De laatste brief van Viganò heeft een bredere controverse uitgelokt dan zijn andere recente brieven, vooral omdat deze binnen enkele dagen komt na een overal gepubliceerde brief aan president Trump die deze laatste goedkeurend heeft getwitterd. Opmerkelijk is dat ten minste één lid van het “mainstream”- episcopaat een verklaring heeft afgelegd die geen zwartmakerij is van Viganò. Vanaf het begin was de aanpak van de “Kerk van de begeleiding” tegenover de zorgvuldig gedocumenteerde beschuldigingen van Viganò: ad hominem aanvallen, laster, en kwaadaardige stukjes. Kortom, alles behalve dialoog. Inderdaad, de conciliaire pausen en bisschoppen hebben de dialoog gezocht en gevoerd met ketters, Joden, Mohammedanen en zelfs met heksen gezocht en gevoerd, maar ze hebben grotendeels geweigerd een dialoog aan te gaan met hun eigen broeders over het meest in het oog springende onderwerp van deze hele crisis: de documenten van Vaticanum II. Dit is een discussie die moet worden gevoerd. En we zijn zijne excellentie dankbaar dat hij de voorwaarden voor dit debat vooraan in de discussie heeft geplaatst.
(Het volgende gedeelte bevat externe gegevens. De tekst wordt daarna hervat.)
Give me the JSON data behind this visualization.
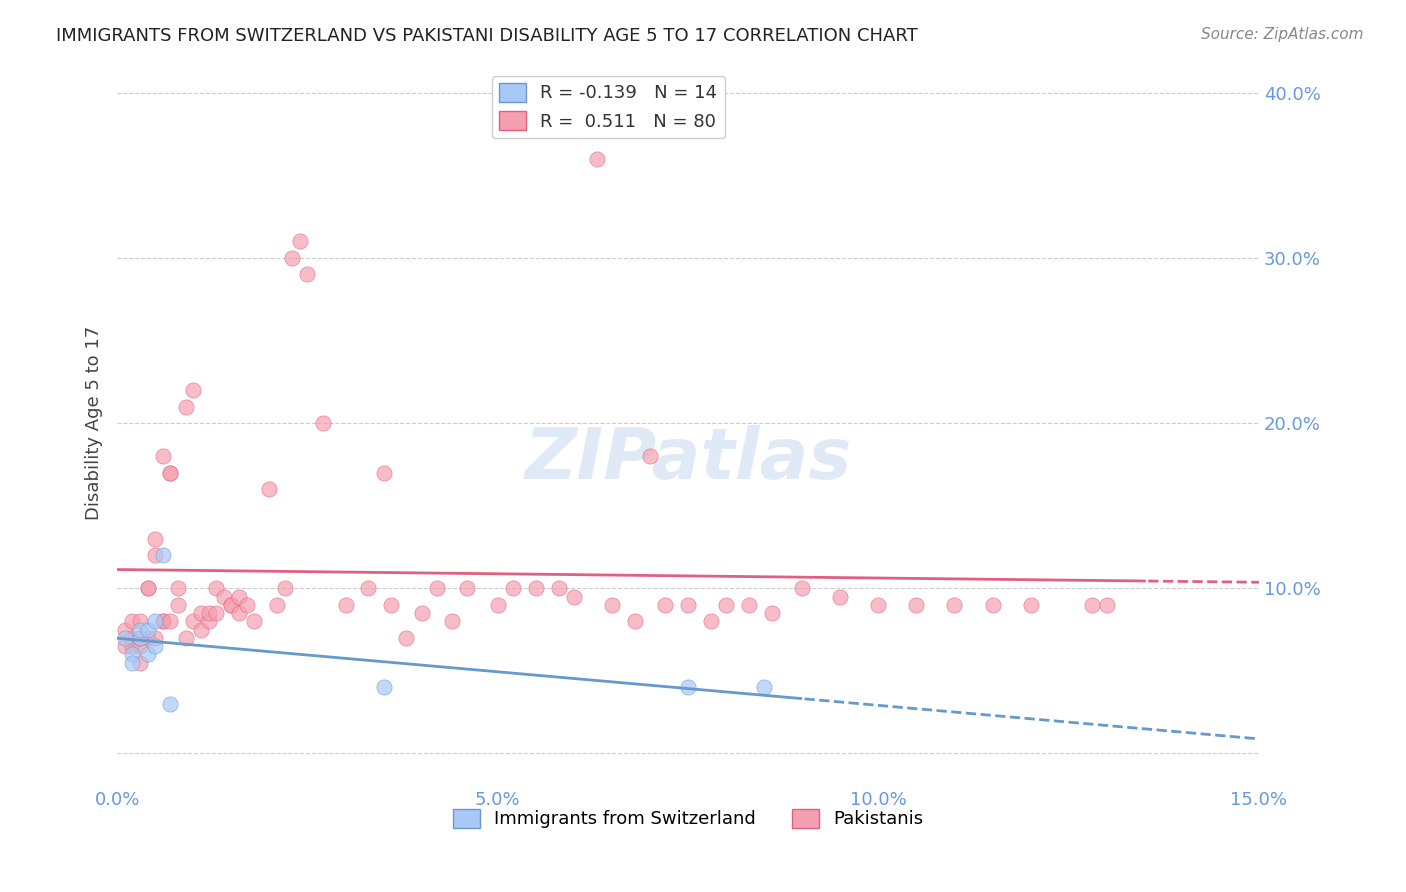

Decennialang waren er twee strijdende partijen die het epicopaat domineerden, de zogenaamde “liberalen” en “conservatieven”, die allebei één zegevierende partij op het Concilie vormden. De eerste wordt vertegenwoordigd door het tijdschrift Concilium en de Bologna gedachteschool, terwijl de tweede wordt vertegenwoordigd door het tijdschrift Communio, met grootheden en pausen als Johannes Paulus II en Benedictus XVI. Maar de merkwaardige eenheid tussen hen beiden is het volgende: ze verdedigen allebei onvoorwaardelijk het Concilie. Inderdaad, de liberale prelaten werden allemaal op hum prominente plaatsen gezet door de conservatieven – zoals de beruchte kardinaal Martini, die oorlog voerde tegen Humanae Vitae en vrouwelijke “priesters” promootte, en die het voorbeeld werd van zijn bewonderaar, Jorge Bergoglio (die hem goedkeurend citeerde in zijn laatste kersttoespraak).
Deze partijen zijn het niet eens over de aard van Vaticaan II, maar ze zijn verenigd in het uitsluiten en belasteren van een derde partij in het episcopaat: de traditionalisten. Deze groep stond bij het concilie bekend als de Coetus Internationalis Patrum, met als leidende figuren mannen als aartsbisschop Lefebvre en bisschop De Castro Mayer. Ondertussen is er een groeiende groep leken-academici die bezorgde zijn over Vaticaan II en de Nieuwe Mis, die ook door de reguliere katholieke academische wereld wordt genegeerd. Ik zoek nog steeds tevergeefs naar een alomvattende verdediging van Vaticaan II van de conservatieve kant die zich kan meten met de eruditie van een Sire, De Mattei, of Ferrara.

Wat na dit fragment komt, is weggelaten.